Conference USA Regular season co-champions

NCAA tournament, First Round
- Conference: Conference USA
- Record: 21–9 (12–4 C-USA)
- Head coach: Bobby Lutz (6th season);
- Assistant coach: Benny Moss (4th season)
- Home arena: Dale F. Halton Arena

= 2003–04 Charlotte 49ers men's basketball team =

American college basketball season

The 2003–04 UNC Charlotte 49ers men's basketball team represented the University of North Carolina at Charlotte in the 1998–99 college basketball season. This was head coach Bobby Lutz's sixth season at the school.
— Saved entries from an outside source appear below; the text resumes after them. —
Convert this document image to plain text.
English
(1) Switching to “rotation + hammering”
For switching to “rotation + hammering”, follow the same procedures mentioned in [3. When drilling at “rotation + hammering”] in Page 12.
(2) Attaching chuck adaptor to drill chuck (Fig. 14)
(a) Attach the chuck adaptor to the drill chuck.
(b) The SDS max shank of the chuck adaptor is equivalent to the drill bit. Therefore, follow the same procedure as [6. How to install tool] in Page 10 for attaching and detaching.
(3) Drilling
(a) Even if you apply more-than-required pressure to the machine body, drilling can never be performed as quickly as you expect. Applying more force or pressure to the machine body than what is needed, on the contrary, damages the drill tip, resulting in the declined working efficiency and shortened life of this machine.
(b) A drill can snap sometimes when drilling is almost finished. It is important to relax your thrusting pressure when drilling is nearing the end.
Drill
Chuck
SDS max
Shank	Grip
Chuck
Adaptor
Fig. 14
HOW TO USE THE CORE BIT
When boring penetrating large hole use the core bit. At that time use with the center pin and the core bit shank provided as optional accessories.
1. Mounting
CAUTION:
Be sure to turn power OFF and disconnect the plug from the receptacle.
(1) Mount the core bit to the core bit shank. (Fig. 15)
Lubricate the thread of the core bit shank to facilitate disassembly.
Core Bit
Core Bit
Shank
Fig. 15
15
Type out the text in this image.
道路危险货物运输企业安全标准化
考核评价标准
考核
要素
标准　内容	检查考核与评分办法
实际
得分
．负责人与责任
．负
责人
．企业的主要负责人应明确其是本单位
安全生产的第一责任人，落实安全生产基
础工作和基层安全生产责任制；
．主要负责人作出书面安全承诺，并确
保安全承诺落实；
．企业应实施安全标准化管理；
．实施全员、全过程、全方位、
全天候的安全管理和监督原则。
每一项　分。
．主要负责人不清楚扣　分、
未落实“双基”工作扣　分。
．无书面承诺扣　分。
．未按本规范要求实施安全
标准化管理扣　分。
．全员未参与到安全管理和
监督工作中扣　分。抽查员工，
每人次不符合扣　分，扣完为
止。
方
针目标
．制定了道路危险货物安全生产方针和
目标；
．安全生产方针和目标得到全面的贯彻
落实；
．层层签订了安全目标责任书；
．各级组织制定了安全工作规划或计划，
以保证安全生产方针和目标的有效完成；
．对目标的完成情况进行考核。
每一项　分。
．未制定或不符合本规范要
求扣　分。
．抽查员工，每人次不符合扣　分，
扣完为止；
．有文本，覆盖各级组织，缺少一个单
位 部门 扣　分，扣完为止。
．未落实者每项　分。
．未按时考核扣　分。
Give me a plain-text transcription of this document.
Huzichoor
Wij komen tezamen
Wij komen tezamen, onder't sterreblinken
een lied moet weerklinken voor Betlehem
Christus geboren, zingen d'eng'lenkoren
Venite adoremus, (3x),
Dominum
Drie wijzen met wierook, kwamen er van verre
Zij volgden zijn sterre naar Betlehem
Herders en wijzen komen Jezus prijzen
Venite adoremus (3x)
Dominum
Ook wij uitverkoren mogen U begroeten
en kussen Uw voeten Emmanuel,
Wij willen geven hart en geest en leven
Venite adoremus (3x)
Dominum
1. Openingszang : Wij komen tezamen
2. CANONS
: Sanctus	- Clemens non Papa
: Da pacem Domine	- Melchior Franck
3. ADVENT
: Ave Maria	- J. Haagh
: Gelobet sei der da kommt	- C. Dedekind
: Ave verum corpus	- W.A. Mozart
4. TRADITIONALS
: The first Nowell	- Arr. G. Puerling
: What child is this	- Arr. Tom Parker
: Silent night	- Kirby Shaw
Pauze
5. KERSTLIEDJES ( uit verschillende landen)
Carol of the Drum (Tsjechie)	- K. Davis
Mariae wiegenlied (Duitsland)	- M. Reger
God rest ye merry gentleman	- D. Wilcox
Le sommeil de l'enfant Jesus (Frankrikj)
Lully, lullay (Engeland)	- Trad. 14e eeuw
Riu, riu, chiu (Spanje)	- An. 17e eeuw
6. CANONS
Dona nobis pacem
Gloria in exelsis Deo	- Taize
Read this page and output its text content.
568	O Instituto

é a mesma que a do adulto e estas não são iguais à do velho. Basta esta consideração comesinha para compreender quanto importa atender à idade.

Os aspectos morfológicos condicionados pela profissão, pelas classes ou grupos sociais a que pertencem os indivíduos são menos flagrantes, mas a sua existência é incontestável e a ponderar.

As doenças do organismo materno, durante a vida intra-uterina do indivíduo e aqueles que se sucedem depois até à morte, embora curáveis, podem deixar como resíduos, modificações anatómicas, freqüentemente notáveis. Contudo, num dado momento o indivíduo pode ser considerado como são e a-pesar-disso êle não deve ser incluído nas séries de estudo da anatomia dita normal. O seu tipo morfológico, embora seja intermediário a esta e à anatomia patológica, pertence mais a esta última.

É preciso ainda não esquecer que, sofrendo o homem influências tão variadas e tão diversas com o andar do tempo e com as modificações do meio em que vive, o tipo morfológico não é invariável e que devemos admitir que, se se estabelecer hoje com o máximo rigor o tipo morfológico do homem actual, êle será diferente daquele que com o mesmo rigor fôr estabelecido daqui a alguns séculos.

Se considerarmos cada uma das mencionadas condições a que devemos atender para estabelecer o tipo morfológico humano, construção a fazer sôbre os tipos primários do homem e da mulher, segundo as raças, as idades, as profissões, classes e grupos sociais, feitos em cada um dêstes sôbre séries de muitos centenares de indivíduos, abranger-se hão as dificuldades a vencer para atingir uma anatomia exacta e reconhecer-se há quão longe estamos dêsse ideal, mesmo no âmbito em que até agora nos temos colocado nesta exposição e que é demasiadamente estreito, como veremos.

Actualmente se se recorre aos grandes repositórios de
The 49ers competed in Conference USA and played their home games at Dale F. Halton Arena. They finished the season 21–9 (12–4 in C-USA play) and received an at-large bid to the 2004 NCAA tournament as No. 9 seed in the East region. The 49ers were defeated by No. 8 seed Texas Tech, 76–73, in the opening round.

==Schedule and results==

| Regular season |

| Date time, TV | Rank^{#} | Opponent^{#} | Result | Record | Site city, state |
Regular season
| Nov 26, 2003* |  | at No. 7 Syracuse | W 96–92 | 2–1 | Carrier Dome Syracuse, New York |
| Dec 3, 2003* |  | at Alabama | L 72–79 | 3–2 | Coleman Coliseum Tuscaloosa, Alabama |
| Jan 2, 2004* |  | at Southern Illinois | W 64–59 | 8–3 | SIU Arena Carbondale, Illinois |
| Mar 6, 2004 |  | Tulane | W 79–65 | 20–7 (12–4) | Dale F. Halton Arena Charlotte, North Carolina |
C-USA tournament
| Mar 10, 2004* |  | vs. Tulane First round | W 78–48 | 21–7 | Riverfront Coliseum Cincinnati, Ohio |
| Mar 11, 2004* |  | vs. UAB Quarterfinals | L 66–77 | 21–8 | Riverfront Coliseum Cincinnati, Ohio |
NCAA tournament
| Mar 18, 2004* | (9 E) | vs. (8 E) Texas Tech First round | L 73–76 | 21–9 | HSBC Arena Buffalo, New York |
*Non-conference game. ^{#}Rankings from AP poll. (#) Tournament seedings in parentheses. E=East.